Global supply chain traceability has become an increasingly important issue in recent years with calls for greater scrutiny and transparency (Steven, 2015; MacCarthy et al., 2016). Government, media, industry groups, suppliers, customers, and firms themselves are all interested in a deeper understanding of how firms manage their global supply chains in terms of information exchange (Silverstro & Lustrato, 2014), quality control (Chen et al., 2014), supplier management (Handfield et al., 2015), disruption avoidance (Kleindorfer & Saad, 2005), and risk management (Grötsch et al., 2013). Recent supply chain safety and security issues in different industries, including restaurant (e.g., Chipotle), pharmaceutical (e.g., Heparin issue 2008), consumer food (e.g., e-coli in hamburger), and energy (e.g., oil rail cars), have further exacerbated demands that firms improve supply chain traceability.
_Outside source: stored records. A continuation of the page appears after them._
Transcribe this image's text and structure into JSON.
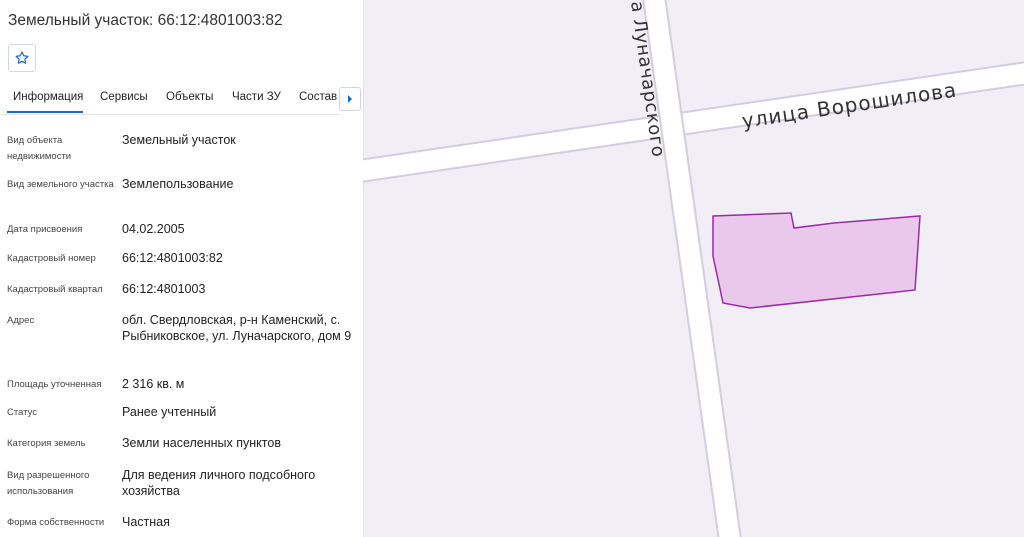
{
  "panel": {
    "title": "Земельный участок: 66:12:4801003:82",
    "favorite_icon": "star-icon",
    "tabs": [
      "Информация",
      "Сервисы",
      "Объекты",
      "Части ЗУ",
      "Состав"
    ],
    "next_icon": "chevron-right-icon",
    "fields": [
      {
        "label": "Вид объекта недвижимости",
        "value": "Земельный участок"
      },
      {
        "label": "Вид земельного участка",
        "value": "Землепользование"
      },
      {
        "label": "Дата присвоения",
        "value": "04.02.2005"
      },
      {
        "label": "Кадастровый номер",
        "value": "66:12:4801003:82"
      },
      {
        "label": "Кадастровый квартал",
        "value": "66:12:4801003"
      },
      {
        "label": "Адрес",
        "value": "обл. Свердловская, р-н Каменский, с. Рыбниковское, ул. Луначарского, дом 9"
      },
      {
        "label": "Площадь уточненная",
        "value": "2 316 кв. м"
      },
      {
        "label": "Статус",
        "value": "Ранее учтенный"
      },
      {
        "label": "Категория земель",
        "value": "Земли населенных пунктов"
      },
      {
        "label": "Вид разрешенного использования",
        "value": "Для ведения личного подсобного хозяйства"
      },
      {
        "label": "Форма собственности",
        "value": "Частная"
      }
    ]
  },
  "map": {
    "street_horizontal": "улица Ворошилова",
    "street_vertical": "а Луначарского",
    "colors": {
      "background": "#f1eef6",
      "road": "#ffffff",
      "road_edge": "#d2cde0",
      "parcel_fill": "#e9c8ec",
      "parcel_stroke": "#9b2aa8",
      "accent": "#1c66c6"
    }
  }
}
As a result, firms have started to increase and improve product traceability throughout their global supply chains in order to have readily available information for internal use and to satisfy stakeholder demands (Shafiq et al., 2014).
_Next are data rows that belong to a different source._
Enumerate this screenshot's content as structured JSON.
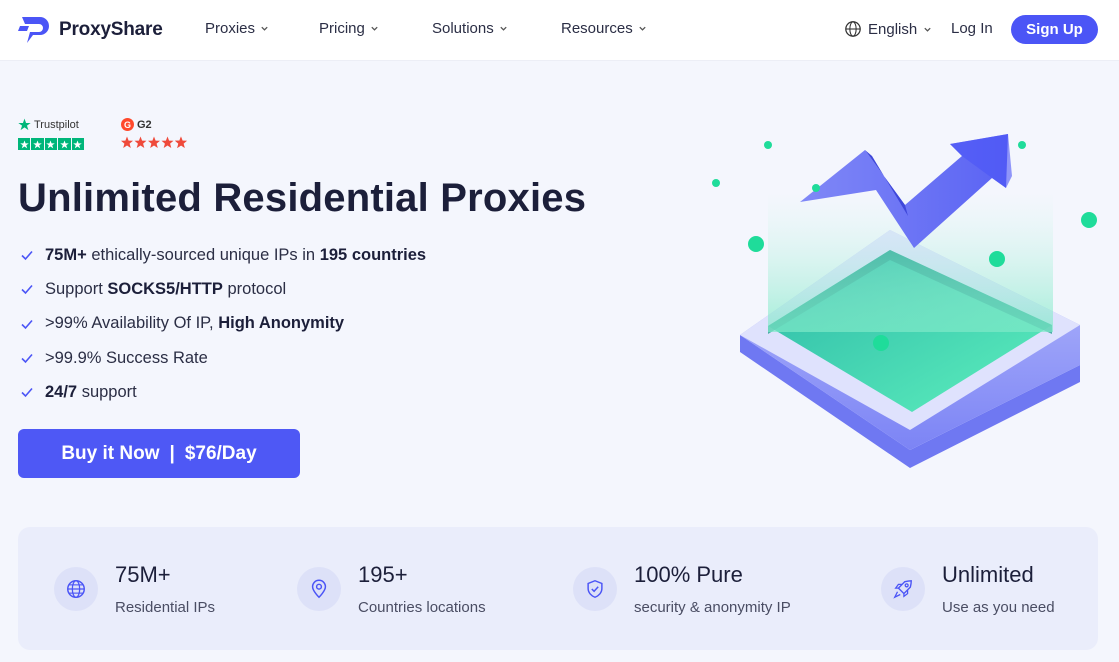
{
  "header": {
    "brand": "ProxyShare",
    "nav": [
      {
        "label": "Proxies"
      },
      {
        "label": "Pricing"
      },
      {
        "label": "Solutions"
      },
      {
        "label": "Resources"
      }
    ],
    "language": "English",
    "login": "Log In",
    "signup": "Sign Up"
  },
  "ratings": {
    "trustpilot": {
      "name": "Trustpilot",
      "stars": 5
    },
    "g2": {
      "name": "G2",
      "stars": 4.5
    }
  },
  "hero": {
    "title": "Unlimited Residential Proxies",
    "features": [
      {
        "parts": [
          {
            "t": "75M+",
            "b": true
          },
          {
            "t": " ethically-sourced unique IPs in ",
            "b": false
          },
          {
            "t": "195 countries",
            "b": true
          }
        ]
      },
      {
        "parts": [
          {
            "t": "Support ",
            "b": false
          },
          {
            "t": "SOCKS5/HTTP",
            "b": true
          },
          {
            "t": " protocol",
            "b": false
          }
        ]
      },
      {
        "parts": [
          {
            "t": ">99% Availability Of IP, ",
            "b": false
          },
          {
            "t": "High Anonymity",
            "b": true
          }
        ]
      },
      {
        "parts": [
          {
            "t": ">99.9% Success Rate",
            "b": false
          }
        ]
      },
      {
        "parts": [
          {
            "t": "24/7",
            "b": true
          },
          {
            "t": " support",
            "b": false
          }
        ]
      }
    ],
    "buy_label": "Buy it Now",
    "buy_separator": "|",
    "buy_price": "$76/Day"
  },
  "stats": [
    {
      "icon": "globe-icon",
      "value": "75M+",
      "label": "Residential IPs"
    },
    {
      "icon": "location-pin-icon",
      "value": "195+",
      "label": "Countries locations"
    },
    {
      "icon": "shield-check-icon",
      "value": "100% Pure",
      "label": "security & anonymity IP"
    },
    {
      "icon": "rocket-icon",
      "value": "Unlimited",
      "label": "Use as you need"
    }
  ],
  "colors": {
    "accent": "#4b55f6",
    "trustpilot_green": "#00b67a",
    "g2_red": "#ef4a3b",
    "mint": "#1fdc9a"
  }
}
A long history of research exists pertaining to agriculture, food networks, and the food supply chain overall (Fearne, 1998; Mattevi & Jones, 2016). Targeted information systems research has studied the traceability abilities of software, which tends to focus on version updates (e.g. Ramesh & Jarke, 2001). In the context of these industries, traceability has been extensively studied from different perspectives, including the importance and benefits of implementing traceability initiatives (Fearne, 1998; Mattevi & Jones, 2016). Also, traceability is a significant benefit to firms in terms of managing quality control and product safety, tracking product recalls, and optimizing reverse logistics processes (Chen et al. 2014; Dai et al., 2015). Recently, there has been more research covering tools to effectively and efficiently manage traceability in the supply chain. Information technologies such as RFID have become important enablers for tracing products/services through the supply chain because they promise improved speed, transparency and security of information sharing (Jakkhupan et al., 2015; SAE, 2015; U.S. House of Representatives, 2007). Serialization is another track-and-trace system adopted by the pharmaceutical supply chain to extend the identification of drugs down to the individual level, so that each unit can be traced from its origin (Mallesh et al., 2015).
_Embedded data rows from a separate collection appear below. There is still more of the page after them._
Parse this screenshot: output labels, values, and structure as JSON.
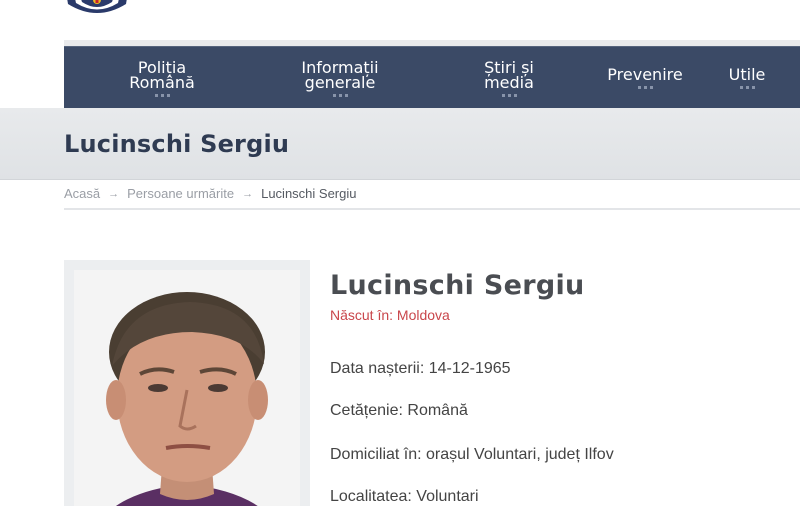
{
  "nav": {
    "items": [
      {
        "label": "Poliția\nRomână"
      },
      {
        "label": "Informații\ngenerale"
      },
      {
        "label": "Știri și\nmedia"
      },
      {
        "label": "Prevenire"
      },
      {
        "label": "Utile"
      }
    ]
  },
  "page": {
    "title": "Lucinschi Sergiu"
  },
  "breadcrumb": {
    "home": "Acasă",
    "section": "Persoane urmărite",
    "current": "Lucinschi Sergiu"
  },
  "person": {
    "name": "Lucinschi Sergiu",
    "born_in": "Născut în: Moldova",
    "fields": [
      {
        "text": "Data nașterii: 14-12-1965"
      },
      {
        "text": "Cetățenie: Română"
      },
      {
        "text": "Domiciliat în: orașul Voluntari, județ Ilfov"
      },
      {
        "text": "Localitatea: Voluntari"
      }
    ]
  },
  "colors": {
    "navbar": "#3b4a66",
    "title_text": "#2f3b52",
    "accent_red": "#c9464b"
  },
  "icons": {
    "logo": "police-badge-logo",
    "breadcrumb_separator": "arrow-right-icon"
  }
}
Yet, for all its purported benefits, traceability can be difficult to implement both internally and across the supply chain. Implementation is difficult because of the complex and dynamic factors that are inherent in today’s global business environment. Firms often struggle to obtain critical, accurate, and up to date logistics information from supply chain partners (Mattevi & Jones, 2016). Also, the breadth of the ways companies receive and utilize information differs from firm to firm and supply chain to supply chain (Mattevi & Jones, 2016). Finally, some firms and industries feel significantly greater pressure than others to implement traceability initiatives in their supply chains because [1] they have high product and supply chain complexity and risk; or [2] they are in the sectors with regulations governing documented traceability processes (e.g. pharmaceuticals and food products). Regattieri et al. (2007) propose that a general traceability framework for food products consists of four pillars of product identification, data to trace, product routing and traceability tools. Based upon Regttieri et al.’s framework, Hu et al. (2013) analyze the implementation of a traceability system in the vegetable supply chain in China.